Any ideas, please! I've had no success with this, nor with anything else today- wow, I suck.

Try running this (I think the wiring will be the same):

See if you get any life out of it.

If so, can you tell me the chip signature? Or post what you get.

linemouth:
The new chip is installed on a board of my own design, which has nothing more than the '328 itself, a regulator, some filter caps next to the power pins, and a 16MHz ceramic resonator (with internal caps). ... I have this board hooked up to the Nano in the following configuration:
Nano Custom board
pin 10 to Reset (with 10k Ohm pull-up)
pin 11 to pin 11
pin 12 to pin 12
pin 13 to pin 13
Ground to Ground
+5V to +5V

Can you be a bit more explicit about the wiring? A "board of your own design" doesn't necessarily bring out the signals the way you expect.

Just to be clear:

Programming Nano    Target board

D10 (SS)            Reset - pin 1
D11 (MOSI)          Pin 17
D12 (MISO)          Pin 18 
D13 (SCK)           Pin 19 

Gnd                 Gnd 
+5V                 +5V

On the "target board" I am referring to the chip pins, not the Arduino pins.

I'm using the 32TQFP '328: http://www.atmel.com/Images/8271S.pdf. The uC connections are MOSI to MOSI, MISO to MISO, SCK to SCK, and SS to RESET. I've verified several times, and my board is correct. On a hunch, I tried doing MOSI to MISO, MISO to MOSI, thinking that they might behave like TX to RX, but to no avail. My board basically is a Mini clone, and matches the pins of the uC to the arduino headers in the same order. The only differences are physical location of the pins, and there are no electrical/pin label changes.

Last night, I set up the command prompt to loop 10,000 times over trying to program it, and I set up a 555 to reset the nano every so often if it falls asleep. Nothing changed, but I can now see the SCK line activity on the pin 13 LED on the Nano. I can also see the SS to Reset line activity on an LED. Although, looking at it right now, it seems like the reset pin goes low when the SCK line starts flashing- could it be that the reset needs to be inverted, because it's active low? It seems like they would have implemented that in the program.

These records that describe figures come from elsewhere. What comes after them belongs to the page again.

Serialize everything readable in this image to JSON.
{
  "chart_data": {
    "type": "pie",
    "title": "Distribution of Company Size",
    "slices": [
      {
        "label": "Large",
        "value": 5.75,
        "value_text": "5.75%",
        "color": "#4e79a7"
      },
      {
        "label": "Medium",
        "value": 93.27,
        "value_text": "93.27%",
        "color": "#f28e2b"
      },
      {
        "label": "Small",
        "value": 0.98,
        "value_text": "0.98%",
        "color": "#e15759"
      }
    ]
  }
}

Other than that, I'm still out of luck.

How about trying my sketch huh?

On a hunch, I tried doing MOSI to MISO, MISO to MOSI, thinking that they might behave like TX to RX, but to no avail.

No that is not the case. MOSI goes to MOSI and so on.

I set up the command prompt to loop 10,000 times over trying to program it,

Would be quicker to load my sketch and try it. Doing it 5000 times is not going to fix anything.

Although, looking at it right now, it seems like the reset pin goes low when the SCK line starts flashing- could it be that the reset needs to be inverted, because it's active low?

No. The programming process pulls reset low, and it stays low while SCK clocks in programming commands. That is how it works.

I've verified several times, and my board is correct.

Could you please state your pin numbers? What have you got connected to what? Not just it "is correct".

The 328 without a P has a different signature from the 328 with a P - this will be causing the failure - need to edit boards.txt I think.

I've edited boards.txt, and when programming, I use the -F feature to override the signature check. The important pins are as follows:
MOSI (D11) pin 15
MISO (D12) pin 16
SCK (D13) pin 17
Reset pin 29
+5V pin 4, 6, 18
GND pin 3, 5, 21

try the optiloader, I think it supports atmega328

I have tried several ways to burn bootloader, and unsuccessful with all of them until I tried optiloader and it worked on my first try.